If you want peace of mind, check the building profile. If you want profitability for short stays, check if there really is an operation compatible with that model. They are not opposing objectives, but they rarely balance each other.
Quality construction and real delivery
Nice finishes do not prove good construction. They help sell, yes, but they are no substitute for a serious inspection. If the unit already exists, it is necessary to check humidity, ventilation, window and door frames, water pressure, carpentry, floor leveling, acoustic insulation and operation of air conditioners and equipment.
In coastal climates, this is even more important. Salinity, humidity and intensive use quickly punish poorly chosen materials. Sometimes the problem doesn’t show up on the day of delivery, but six months later. That’s why it’s worth asking what materials were used, how they will be maintained and who will be responsible for hidden defects or warranties.
If it is pre-sale, ask for finish memory and do not assume that the rendering represents the final result. What is not in writing is difficult to discuss later.
The number that really matters: absorption and demand
If you are buying for investment, I would check less commercial speak and more actual demand. How much inventory is there competing in the area? What ticket is actually rented, not in theory? What occupancy do similar products have? Is there stable demand or an inflated expectation due to high seasons?
In Playa del Carmen this is usually easier to measure by market maturity. In other younger or fast-growing areas, the analysis requires more caution. Not because they are bad options, but because the difference between a viable project and an oversupplied one can be very fine.
Buying an apartment with an investment mentality implies accepting something unglamorous: it is not always the most eye-catching project that wins, but the one that solves the best entry price, operation, functional location and future exit.
The output is also checked before entering
Few people think about this when buying, but you should ask yourself from the beginning how easy it would be to sell that property in three, five or ten years. Not because you plan to get out soon, but because liquidity is also part of equity.
An apartment that is too specialized, with high fees, impractical footage or in an oversupplied area, may cost you more work when reselling. On the other hand, a well-located unit, with a functional layout and documents in order, usually fares better, even in slow markets.
What to check before buying a pre-sale apartment
If I had to summarize the filter for a pre-sale, it would be this: developer, contract, times and numbers.
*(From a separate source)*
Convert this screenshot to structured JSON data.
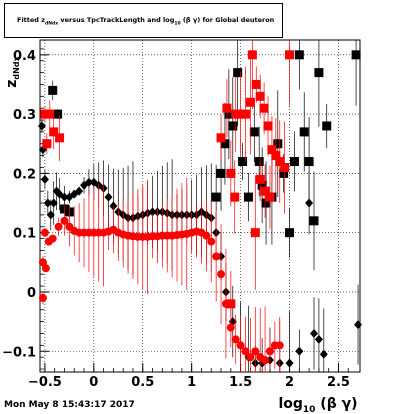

Check track record, works delivered, quality of those deliveries and financial capacity. Read the entire contract, not just the payment table. And make accounts with realistic scenarios, including delays and operational adjustments.
Presales can work very well when you buy the project right and understand the timeline. But it also requires a tolerance for risk. If you need immediate certainty, a finished unit may make more sense, even if the entry price is higher.
Sometimes the best buy is not the most exciting one, but the one you can hold calmly. That criterion often protects more equity than any promise of performance.
Before you sign, try to do something that almost no one does: imagine not the ideal purchase, but the problematic purchase. If even then the numbers, documents and location still make sense, then you are that much closer to buying with clarity, without fear and with strategy.